Luke huffed. He never did like marching to someone else's orders.

"There," Luke said, flashlight beam jutting out angrily at one pile of leaves that looked about the same as any other pile out here, except that it was a little dug up and mixed with dirt. Free hand wiping across his face and Daisy sucked in a breath at the red smear spreading out toward his cheek.

"Luke—" you're bleeding, was where her words had been going. Except that there was a sudden, bouncing beam of light below them, and her cousin was off again. Trotting at an angle down the slope, sure-footed as ever. She and Jesse stepped carefully over mossy stones at a much slower pace.

By the time they got down to where the two sets of flashlights had met up, there was some kind of a stare-off going on between Luke and Molly. Thin as a reed and short besides, Molly was no match for the burly oldest Duke cousin. But she stood her ground, hands solidly on hips and face scrunched up, eyes locking hard with Luke's. Alice was at her side, the flashlight held loosely in her hand, beam shining mostly on the ground. Big-eyed, waiting for Luke's short fuse, lit by Molly's short temper, to just go ahead and blow them all to smithereens.

"Molly?" Jesse said. "What are you doing here?"

It wasn't an accusation, at least not mostly. There was an edge to the oldster's voice, but Daisy would bet it was surprise as much as anything.

"She followed me," Daisy realized. "Didn't you?"

"We did," Alice agreed.

When Molly tore her eyes away from Luke's, and the lines of her frown shifted away from anger. Pouting, all but sticking out her lower lip; it was as good an act as anyone had ever put on.

"We come here to make sure Daisy was all right." Well, wasn't that cute. "She seemed so upset when she left and we just wasn't sure it was smart for her to drive, so we followed out after her." They must have driven blacked out, too, far enough behind that they couldn't easily be seen and Daisy was a fool. She'd led them right here. "And then this cantankerous youngster here," finger jutting at Luke, "come running at us, accusing us of sabotage and sneakiness and—doing something to Bo."
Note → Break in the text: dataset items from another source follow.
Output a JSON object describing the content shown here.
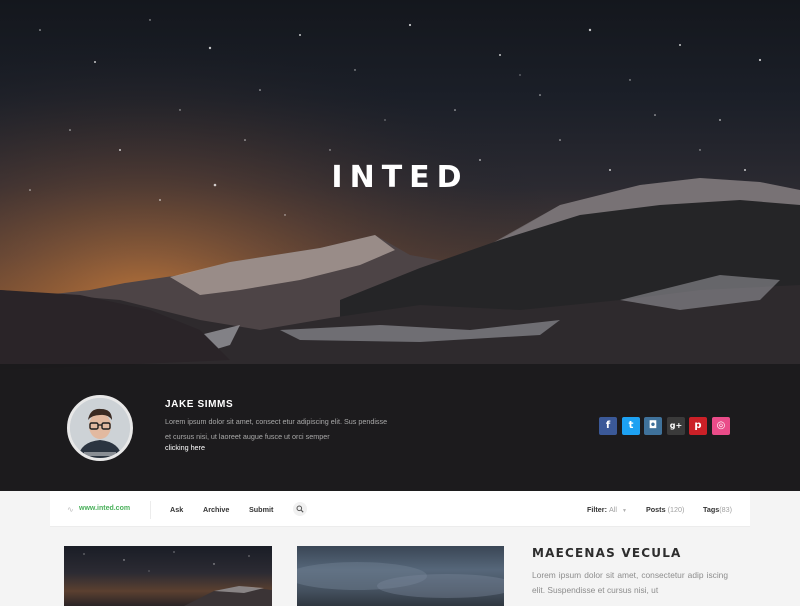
{
  "hero": {
    "title": "INTED"
  },
  "profile": {
    "name": "JAKE SIMMS",
    "bio": "Lorem ipsum dolor sit amet, consect etur adipiscing elit. Sus pendisse et cursus nisi, ut laoreet augue fusce ut orci semper",
    "link": "clicking here"
  },
  "social": [
    {
      "icon": "facebook-icon",
      "glyph": "f",
      "color": "#3b5998"
    },
    {
      "icon": "twitter-icon",
      "glyph": "t",
      "color": "#1da1f2"
    },
    {
      "icon": "instagram-icon",
      "glyph": "◘",
      "color": "#3f729b"
    },
    {
      "icon": "google-plus-icon",
      "glyph": "g+",
      "color": "#3a3a3a"
    },
    {
      "icon": "pinterest-icon",
      "glyph": "p",
      "color": "#cb2027"
    },
    {
      "icon": "dribbble-icon",
      "glyph": "◎",
      "color": "#ea4c89"
    }
  ],
  "nav": {
    "site_url": "www.inted.com",
    "items": [
      "Ask",
      "Archive",
      "Submit"
    ],
    "filter_label": "Filter:",
    "filter_value": "All",
    "posts_label": "Posts",
    "posts_count": "(120)",
    "tags_label": "Tags",
    "tags_count": "(83)"
  },
  "post": {
    "title": "MAECENAS VECULA",
    "excerpt": "Lorem ipsum dolor sit amet, consectetur adip iscing elit. Suspendisse et cursus nisi, ut"
  },
  "colors": {
    "accent_green": "#49b05a"
  }
}
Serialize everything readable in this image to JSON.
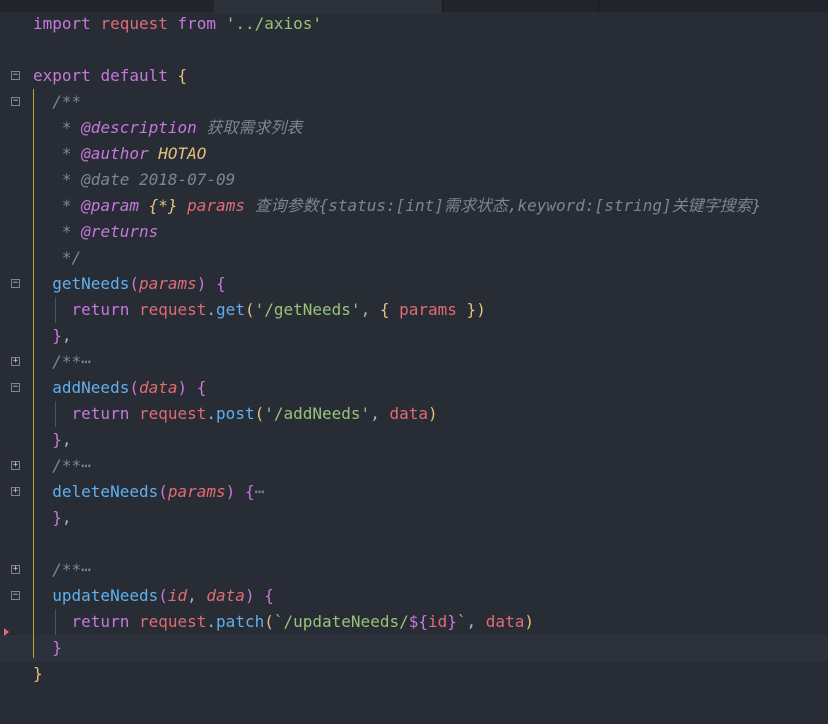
{
  "editor": {
    "lines": [
      {
        "segments": [
          {
            "t": "import",
            "c": "k"
          },
          {
            "t": " ",
            "c": ""
          },
          {
            "t": "request",
            "c": "v"
          },
          {
            "t": " ",
            "c": ""
          },
          {
            "t": "from",
            "c": "k"
          },
          {
            "t": " ",
            "c": ""
          },
          {
            "t": "'../axios'",
            "c": "s"
          }
        ]
      },
      {
        "segments": []
      },
      {
        "fold": "−",
        "segments": [
          {
            "t": "export",
            "c": "k"
          },
          {
            "t": " ",
            "c": ""
          },
          {
            "t": "default",
            "c": "k"
          },
          {
            "t": " ",
            "c": ""
          },
          {
            "t": "{",
            "c": "y"
          }
        ]
      },
      {
        "fold": "−",
        "segments": [
          {
            "t": "  /**",
            "c": "c"
          }
        ]
      },
      {
        "segments": [
          {
            "t": "   * ",
            "c": "c"
          },
          {
            "t": "@description",
            "c": "ct"
          },
          {
            "t": " ",
            "c": "c"
          },
          {
            "t": "获取需求列表",
            "c": "c cjk"
          }
        ]
      },
      {
        "segments": [
          {
            "t": "   * ",
            "c": "c"
          },
          {
            "t": "@author",
            "c": "ct"
          },
          {
            "t": " ",
            "c": "c"
          },
          {
            "t": "HOTAO",
            "c": "cy"
          }
        ]
      },
      {
        "segments": [
          {
            "t": "   * ",
            "c": "c"
          },
          {
            "t": "@date 2018-07-09",
            "c": "c"
          }
        ]
      },
      {
        "segments": [
          {
            "t": "   * ",
            "c": "c"
          },
          {
            "t": "@param",
            "c": "ct"
          },
          {
            "t": " ",
            "c": "c"
          },
          {
            "t": "{*}",
            "c": "cy"
          },
          {
            "t": " ",
            "c": "c"
          },
          {
            "t": "params",
            "c": "cr"
          },
          {
            "t": " ",
            "c": "c"
          },
          {
            "t": "查询参数",
            "c": "c cjk"
          },
          {
            "t": "{status:[int]",
            "c": "c"
          },
          {
            "t": "需求状态",
            "c": "c cjk"
          },
          {
            "t": ",keyword:[string]",
            "c": "c"
          },
          {
            "t": "关键字搜索",
            "c": "c cjk"
          },
          {
            "t": "}",
            "c": "c"
          }
        ]
      },
      {
        "segments": [
          {
            "t": "   * ",
            "c": "c"
          },
          {
            "t": "@returns",
            "c": "ct"
          }
        ]
      },
      {
        "segments": [
          {
            "t": "   */",
            "c": "c"
          }
        ]
      },
      {
        "fold": "−",
        "segments": [
          {
            "t": "  ",
            "c": ""
          },
          {
            "t": "getNeeds",
            "c": "f"
          },
          {
            "t": "(",
            "c": "mag"
          },
          {
            "t": "params",
            "c": "p"
          },
          {
            "t": ")",
            "c": "mag"
          },
          {
            "t": " ",
            "c": ""
          },
          {
            "t": "{",
            "c": "mag"
          }
        ]
      },
      {
        "segments": [
          {
            "t": "    ",
            "c": ""
          },
          {
            "t": "return",
            "c": "k"
          },
          {
            "t": " ",
            "c": ""
          },
          {
            "t": "request",
            "c": "v"
          },
          {
            "t": ".",
            "c": ""
          },
          {
            "t": "get",
            "c": "f"
          },
          {
            "t": "(",
            "c": "y"
          },
          {
            "t": "'/getNeeds'",
            "c": "s"
          },
          {
            "t": ", ",
            "c": ""
          },
          {
            "t": "{",
            "c": "y"
          },
          {
            "t": " ",
            "c": ""
          },
          {
            "t": "params",
            "c": "v"
          },
          {
            "t": " ",
            "c": ""
          },
          {
            "t": "}",
            "c": "y"
          },
          {
            "t": ")",
            "c": "y"
          }
        ]
      },
      {
        "segments": [
          {
            "t": "  ",
            "c": ""
          },
          {
            "t": "}",
            "c": "mag"
          },
          {
            "t": ",",
            "c": ""
          }
        ]
      },
      {
        "fold": "+",
        "segments": [
          {
            "t": "  /**",
            "c": "c"
          },
          {
            "t": "⋯",
            "c": "ell"
          }
        ]
      },
      {
        "fold": "−",
        "segments": [
          {
            "t": "  ",
            "c": ""
          },
          {
            "t": "addNeeds",
            "c": "f"
          },
          {
            "t": "(",
            "c": "mag"
          },
          {
            "t": "data",
            "c": "p"
          },
          {
            "t": ")",
            "c": "mag"
          },
          {
            "t": " ",
            "c": ""
          },
          {
            "t": "{",
            "c": "mag"
          }
        ]
      },
      {
        "segments": [
          {
            "t": "    ",
            "c": ""
          },
          {
            "t": "return",
            "c": "k"
          },
          {
            "t": " ",
            "c": ""
          },
          {
            "t": "request",
            "c": "v"
          },
          {
            "t": ".",
            "c": ""
          },
          {
            "t": "post",
            "c": "f"
          },
          {
            "t": "(",
            "c": "y"
          },
          {
            "t": "'/addNeeds'",
            "c": "s"
          },
          {
            "t": ", ",
            "c": ""
          },
          {
            "t": "data",
            "c": "v"
          },
          {
            "t": ")",
            "c": "y"
          }
        ]
      },
      {
        "segments": [
          {
            "t": "  ",
            "c": ""
          },
          {
            "t": "}",
            "c": "mag"
          },
          {
            "t": ",",
            "c": ""
          }
        ]
      },
      {
        "fold": "+",
        "segments": [
          {
            "t": "  /**",
            "c": "c"
          },
          {
            "t": "⋯",
            "c": "ell"
          }
        ]
      },
      {
        "fold": "+",
        "segments": [
          {
            "t": "  ",
            "c": ""
          },
          {
            "t": "deleteNeeds",
            "c": "f"
          },
          {
            "t": "(",
            "c": "mag"
          },
          {
            "t": "params",
            "c": "p"
          },
          {
            "t": ")",
            "c": "mag"
          },
          {
            "t": " ",
            "c": ""
          },
          {
            "t": "{",
            "c": "mag"
          },
          {
            "t": "⋯",
            "c": "ell"
          }
        ]
      },
      {
        "segments": [
          {
            "t": "  ",
            "c": ""
          },
          {
            "t": "}",
            "c": "mag"
          },
          {
            "t": ",",
            "c": ""
          }
        ]
      },
      {
        "segments": []
      },
      {
        "fold": "+",
        "segments": [
          {
            "t": "  /**",
            "c": "c"
          },
          {
            "t": "⋯",
            "c": "ell"
          }
        ]
      },
      {
        "fold": "−",
        "segments": [
          {
            "t": "  ",
            "c": ""
          },
          {
            "t": "updateNeeds",
            "c": "f"
          },
          {
            "t": "(",
            "c": "mag"
          },
          {
            "t": "id",
            "c": "p"
          },
          {
            "t": ", ",
            "c": ""
          },
          {
            "t": "data",
            "c": "p"
          },
          {
            "t": ")",
            "c": "mag"
          },
          {
            "t": " ",
            "c": ""
          },
          {
            "t": "{",
            "c": "mag"
          }
        ]
      },
      {
        "segments": [
          {
            "t": "    ",
            "c": ""
          },
          {
            "t": "return",
            "c": "k"
          },
          {
            "t": " ",
            "c": ""
          },
          {
            "t": "request",
            "c": "v"
          },
          {
            "t": ".",
            "c": ""
          },
          {
            "t": "patch",
            "c": "f"
          },
          {
            "t": "(",
            "c": "y"
          },
          {
            "t": "`/updateNeeds/",
            "c": "s"
          },
          {
            "t": "${",
            "c": "mag"
          },
          {
            "t": "id",
            "c": "v"
          },
          {
            "t": "}",
            "c": "mag"
          },
          {
            "t": "`",
            "c": "s"
          },
          {
            "t": ", ",
            "c": ""
          },
          {
            "t": "data",
            "c": "v"
          },
          {
            "t": ")",
            "c": "y"
          }
        ]
      },
      {
        "cursor": true,
        "segments": [
          {
            "t": "  ",
            "c": ""
          },
          {
            "t": "}",
            "c": "mag"
          }
        ]
      },
      {
        "segments": [
          {
            "t": "}",
            "c": "y"
          }
        ]
      }
    ]
  }
}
"Luke," Jesse intervened. "You said yourself that whoever it was that you was fighting with, it wasn't Molly."

"It wasn't Molly," wasn't exactly like Luke agreeing. It was more like Luke making a legal case. "But that don't mean she wasn't behind it."

"Behind what?" was Molly's defense. She turned to Jesse with all the innocence in her soul laid bare in her wide eyes. "Now, Jess, we've been friends for too long for you to go—"

"Just tell us where Bo is," Luke demanded. "And we'll—"

"Jess!" Molly protested over whatever Luke was going to offer her in exchange for Bo's location.

"Now, Luke." Jesse might have been on the verge of a lecture, but then again, his eyes were darting back and forth from Luke to Molly, like he was trying to decide which of them was more right than the other (and which might need to be taken over his knee). Not that Daisy would ever know what his intentions had really been.

"All of you, knock it off." That was Alice. It was probably the loudest Daisy had ever heard her speak. For such a strong girl, Alice wasn't one to assert herself. "It don't matter who's right and who's wrong. Only thing important here is, Bo's missing. Reckon you all need to quit your fussing and find him!"

Which was fine advice and just maybe Daisy wished she'd been the one to give it. Though it didn't much matter when the only thing they could all agree on was that not a one of them had the first idea where to start looking.